In a statement to Ticker News, StickmanCyber said:

“Multiple StickmanCyber security engineering and our 24×7/365 security operations teams across the country support reports that this outage is related to a CrowdStrike update. 
 
“It is our understanding that any business running versions 7.15 and 7.16 are affected by the outage, but 7.17 seems to be ok. We are waiting on official advisory from CrowdStrike on these findings but doing our best to help affected customers. It’s a lesson to always update your software, but obviously this is an extreme example. IT security tools are all designed to ensure that companies can continue to operate in the worst-case scenario of a data breach, so to be the root cause of a global IT outage is an unmitigated disaster.
 
“Crowdstrike support is offering a workaround to customers. It claims users may be able to fix the issue by booting windows in safe mode or in the Windows Recovery Environment and deleting a file named “C-00000291*.sys”.   

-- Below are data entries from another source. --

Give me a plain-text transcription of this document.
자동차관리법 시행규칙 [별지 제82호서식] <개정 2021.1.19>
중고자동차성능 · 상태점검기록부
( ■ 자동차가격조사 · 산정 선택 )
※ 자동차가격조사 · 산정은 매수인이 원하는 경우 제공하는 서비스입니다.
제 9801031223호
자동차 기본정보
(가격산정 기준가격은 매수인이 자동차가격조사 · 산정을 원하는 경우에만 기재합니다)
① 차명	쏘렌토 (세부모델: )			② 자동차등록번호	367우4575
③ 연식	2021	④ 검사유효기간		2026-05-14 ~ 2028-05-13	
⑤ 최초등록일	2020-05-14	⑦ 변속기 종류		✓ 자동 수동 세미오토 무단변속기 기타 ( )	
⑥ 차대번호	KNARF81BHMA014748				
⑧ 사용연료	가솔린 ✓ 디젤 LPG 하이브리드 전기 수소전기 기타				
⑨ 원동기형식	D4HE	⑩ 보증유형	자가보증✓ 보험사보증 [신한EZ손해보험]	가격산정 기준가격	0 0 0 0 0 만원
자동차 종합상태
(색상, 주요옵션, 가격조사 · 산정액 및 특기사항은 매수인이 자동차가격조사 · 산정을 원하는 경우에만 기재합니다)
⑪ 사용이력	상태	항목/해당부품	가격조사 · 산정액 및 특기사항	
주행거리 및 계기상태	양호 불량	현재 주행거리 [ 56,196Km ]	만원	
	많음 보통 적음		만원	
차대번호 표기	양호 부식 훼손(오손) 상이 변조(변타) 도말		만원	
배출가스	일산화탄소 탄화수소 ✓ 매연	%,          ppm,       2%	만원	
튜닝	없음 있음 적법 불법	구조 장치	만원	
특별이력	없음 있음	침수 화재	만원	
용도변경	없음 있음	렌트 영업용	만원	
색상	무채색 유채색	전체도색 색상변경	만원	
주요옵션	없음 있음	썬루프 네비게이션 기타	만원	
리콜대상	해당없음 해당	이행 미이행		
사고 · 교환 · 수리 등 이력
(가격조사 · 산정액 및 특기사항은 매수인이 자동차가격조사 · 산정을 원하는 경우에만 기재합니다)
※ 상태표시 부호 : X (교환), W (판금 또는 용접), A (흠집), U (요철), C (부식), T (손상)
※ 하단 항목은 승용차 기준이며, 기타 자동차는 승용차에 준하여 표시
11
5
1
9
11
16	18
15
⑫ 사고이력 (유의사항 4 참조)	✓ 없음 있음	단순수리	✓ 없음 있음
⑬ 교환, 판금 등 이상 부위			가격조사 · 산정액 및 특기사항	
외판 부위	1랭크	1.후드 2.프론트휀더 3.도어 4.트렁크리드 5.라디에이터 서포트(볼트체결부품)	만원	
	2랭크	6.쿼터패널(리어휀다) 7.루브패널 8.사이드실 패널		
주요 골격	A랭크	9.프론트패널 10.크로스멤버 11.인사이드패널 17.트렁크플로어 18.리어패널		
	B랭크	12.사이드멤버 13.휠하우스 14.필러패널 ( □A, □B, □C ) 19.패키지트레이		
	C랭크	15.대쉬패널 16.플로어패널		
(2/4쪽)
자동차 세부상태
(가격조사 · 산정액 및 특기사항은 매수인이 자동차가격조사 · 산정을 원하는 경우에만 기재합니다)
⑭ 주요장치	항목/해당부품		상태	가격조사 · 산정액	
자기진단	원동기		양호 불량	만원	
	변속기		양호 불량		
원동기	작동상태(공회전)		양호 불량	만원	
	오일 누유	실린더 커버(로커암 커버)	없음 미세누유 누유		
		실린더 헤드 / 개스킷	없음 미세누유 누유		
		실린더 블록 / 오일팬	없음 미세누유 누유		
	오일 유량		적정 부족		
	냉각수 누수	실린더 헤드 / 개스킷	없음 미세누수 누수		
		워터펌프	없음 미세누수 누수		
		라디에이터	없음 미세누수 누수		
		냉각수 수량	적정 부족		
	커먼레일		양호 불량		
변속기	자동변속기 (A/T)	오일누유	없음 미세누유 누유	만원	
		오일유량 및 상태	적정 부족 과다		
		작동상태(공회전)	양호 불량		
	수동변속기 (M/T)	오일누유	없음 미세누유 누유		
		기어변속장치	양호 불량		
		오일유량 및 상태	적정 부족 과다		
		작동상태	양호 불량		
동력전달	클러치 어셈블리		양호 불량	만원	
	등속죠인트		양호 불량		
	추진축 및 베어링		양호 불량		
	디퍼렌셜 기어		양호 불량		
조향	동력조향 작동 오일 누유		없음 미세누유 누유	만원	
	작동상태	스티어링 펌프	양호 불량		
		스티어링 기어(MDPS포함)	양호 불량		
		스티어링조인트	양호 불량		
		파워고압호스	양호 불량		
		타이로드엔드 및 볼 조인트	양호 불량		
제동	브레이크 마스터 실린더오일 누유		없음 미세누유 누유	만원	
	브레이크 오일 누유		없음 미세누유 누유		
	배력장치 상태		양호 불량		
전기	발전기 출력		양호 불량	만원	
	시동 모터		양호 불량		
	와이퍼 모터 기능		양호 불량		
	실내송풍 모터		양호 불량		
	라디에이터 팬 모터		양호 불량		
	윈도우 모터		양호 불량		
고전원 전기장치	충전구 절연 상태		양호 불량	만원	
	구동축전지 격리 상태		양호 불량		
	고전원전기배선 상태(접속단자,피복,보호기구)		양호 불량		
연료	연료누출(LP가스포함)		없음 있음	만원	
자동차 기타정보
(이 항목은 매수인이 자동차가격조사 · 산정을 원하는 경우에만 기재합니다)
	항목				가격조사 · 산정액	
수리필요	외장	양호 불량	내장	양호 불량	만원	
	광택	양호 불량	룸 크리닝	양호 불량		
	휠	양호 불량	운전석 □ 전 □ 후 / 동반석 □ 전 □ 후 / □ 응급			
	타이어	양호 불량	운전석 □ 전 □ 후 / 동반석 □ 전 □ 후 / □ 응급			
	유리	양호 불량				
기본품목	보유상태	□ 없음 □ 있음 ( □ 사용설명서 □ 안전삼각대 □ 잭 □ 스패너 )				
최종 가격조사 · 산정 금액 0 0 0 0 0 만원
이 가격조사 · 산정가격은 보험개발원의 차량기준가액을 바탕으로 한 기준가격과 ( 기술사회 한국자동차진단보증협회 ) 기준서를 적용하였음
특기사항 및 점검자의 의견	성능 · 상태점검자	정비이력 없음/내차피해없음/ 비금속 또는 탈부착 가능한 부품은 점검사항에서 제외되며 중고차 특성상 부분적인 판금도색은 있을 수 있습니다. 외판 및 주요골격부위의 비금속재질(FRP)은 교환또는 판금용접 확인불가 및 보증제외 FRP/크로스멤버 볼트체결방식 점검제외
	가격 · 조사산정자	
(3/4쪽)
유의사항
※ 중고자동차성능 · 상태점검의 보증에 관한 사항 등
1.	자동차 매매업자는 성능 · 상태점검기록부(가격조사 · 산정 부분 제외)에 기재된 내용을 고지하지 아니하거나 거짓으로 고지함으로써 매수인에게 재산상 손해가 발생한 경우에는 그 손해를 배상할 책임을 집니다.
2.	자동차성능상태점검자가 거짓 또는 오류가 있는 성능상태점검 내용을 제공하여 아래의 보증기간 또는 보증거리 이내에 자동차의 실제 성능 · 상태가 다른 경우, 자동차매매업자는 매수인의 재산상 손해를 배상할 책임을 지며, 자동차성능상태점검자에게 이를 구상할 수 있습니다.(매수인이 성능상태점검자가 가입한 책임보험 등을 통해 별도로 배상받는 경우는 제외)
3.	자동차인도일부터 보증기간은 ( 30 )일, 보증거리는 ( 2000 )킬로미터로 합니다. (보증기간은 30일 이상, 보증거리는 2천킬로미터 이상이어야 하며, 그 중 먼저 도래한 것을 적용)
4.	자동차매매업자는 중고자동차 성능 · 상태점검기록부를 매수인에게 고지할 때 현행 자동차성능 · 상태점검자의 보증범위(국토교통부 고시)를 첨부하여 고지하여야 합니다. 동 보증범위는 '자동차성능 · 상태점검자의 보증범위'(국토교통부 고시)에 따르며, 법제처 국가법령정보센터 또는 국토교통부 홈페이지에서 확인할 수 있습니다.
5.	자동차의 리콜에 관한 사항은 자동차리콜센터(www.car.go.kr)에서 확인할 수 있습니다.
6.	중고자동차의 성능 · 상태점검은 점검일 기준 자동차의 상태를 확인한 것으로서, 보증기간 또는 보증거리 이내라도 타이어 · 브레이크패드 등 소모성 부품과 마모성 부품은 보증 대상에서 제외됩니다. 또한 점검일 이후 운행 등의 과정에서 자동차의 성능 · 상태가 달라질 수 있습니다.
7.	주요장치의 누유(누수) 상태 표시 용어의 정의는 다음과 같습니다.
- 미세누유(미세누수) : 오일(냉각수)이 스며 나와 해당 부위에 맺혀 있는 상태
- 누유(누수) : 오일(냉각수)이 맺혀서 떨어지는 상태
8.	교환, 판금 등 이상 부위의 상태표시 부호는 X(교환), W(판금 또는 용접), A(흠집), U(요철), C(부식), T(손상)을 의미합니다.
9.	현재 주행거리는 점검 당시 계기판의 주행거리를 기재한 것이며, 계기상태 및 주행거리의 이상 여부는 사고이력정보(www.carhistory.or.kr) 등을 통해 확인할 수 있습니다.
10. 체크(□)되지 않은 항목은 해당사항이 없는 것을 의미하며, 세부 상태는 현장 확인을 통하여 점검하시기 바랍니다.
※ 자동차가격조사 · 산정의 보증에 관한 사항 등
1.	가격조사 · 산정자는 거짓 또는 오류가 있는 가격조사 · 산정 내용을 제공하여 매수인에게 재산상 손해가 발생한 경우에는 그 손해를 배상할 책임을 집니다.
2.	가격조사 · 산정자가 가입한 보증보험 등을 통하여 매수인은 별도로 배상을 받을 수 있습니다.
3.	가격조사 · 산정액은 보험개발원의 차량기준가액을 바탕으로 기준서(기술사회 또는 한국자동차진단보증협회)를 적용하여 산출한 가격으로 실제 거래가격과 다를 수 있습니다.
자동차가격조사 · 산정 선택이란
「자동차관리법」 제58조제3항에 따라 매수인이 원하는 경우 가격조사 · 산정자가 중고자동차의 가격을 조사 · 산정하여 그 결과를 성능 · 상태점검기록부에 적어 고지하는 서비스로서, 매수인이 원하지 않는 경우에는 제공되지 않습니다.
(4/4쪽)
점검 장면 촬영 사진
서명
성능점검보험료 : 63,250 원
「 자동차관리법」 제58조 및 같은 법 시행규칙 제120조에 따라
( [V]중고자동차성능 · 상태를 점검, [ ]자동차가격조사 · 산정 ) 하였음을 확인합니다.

“CrowdStrike is aware of reports of crashes on Windows hosts related to the Falcon sensor,” the company said in a statement on its website.

“Symptoms include hosts experiencing a bugcheck\blue screen error related to the Falcon sensor. Our engineering teams are actively working to resolve this issue and there is no need to open a support ticket.

“Status updates will be posted below [on the Microsoft websit€0 as we have more information to share, including when the issue is resolved.”

Laptops down

Thousands of users across the world reported problems with Microsoft services to Downdector.com, a website that tracks service disruptions.

Microsoft laptops suddenly restarted across Australia on Friday afternoon.

Outage website Downdetector shows issues across companies including NAB, Bendigo Bank, Telstra, CBA, Google.

Microsoft response

As users take to social media to complain, Microsoft reported a service outage for its Microsoft 365 apps and services, affecting businesses and users across the world.

“We’re investigating an issue impacting users ability to access various Microsoft 365 apps and services,” Microsoft 365 Status said on X early Friday.

Microsoft didn’t respond immediately to a request for comment.

Frontier airlines

 

The outage forced low-cost airline Frontier to cancel some flights. “Our systems are currently impacted by a Microsoft outage, which is also affecting other companies,” Frontier said in a statement. “We appreciate your patience.” The carrier said it would offer refunds to affected passengers.

The Federal Aviation Administration said Frontier asked it to pause the airline’s departures across the U.S. Thursday night. The ground stop was later lifted. 

 

 

 

 

 

 

It said it is “observing a positive trend in service availability” as it continues to mitigate the problem.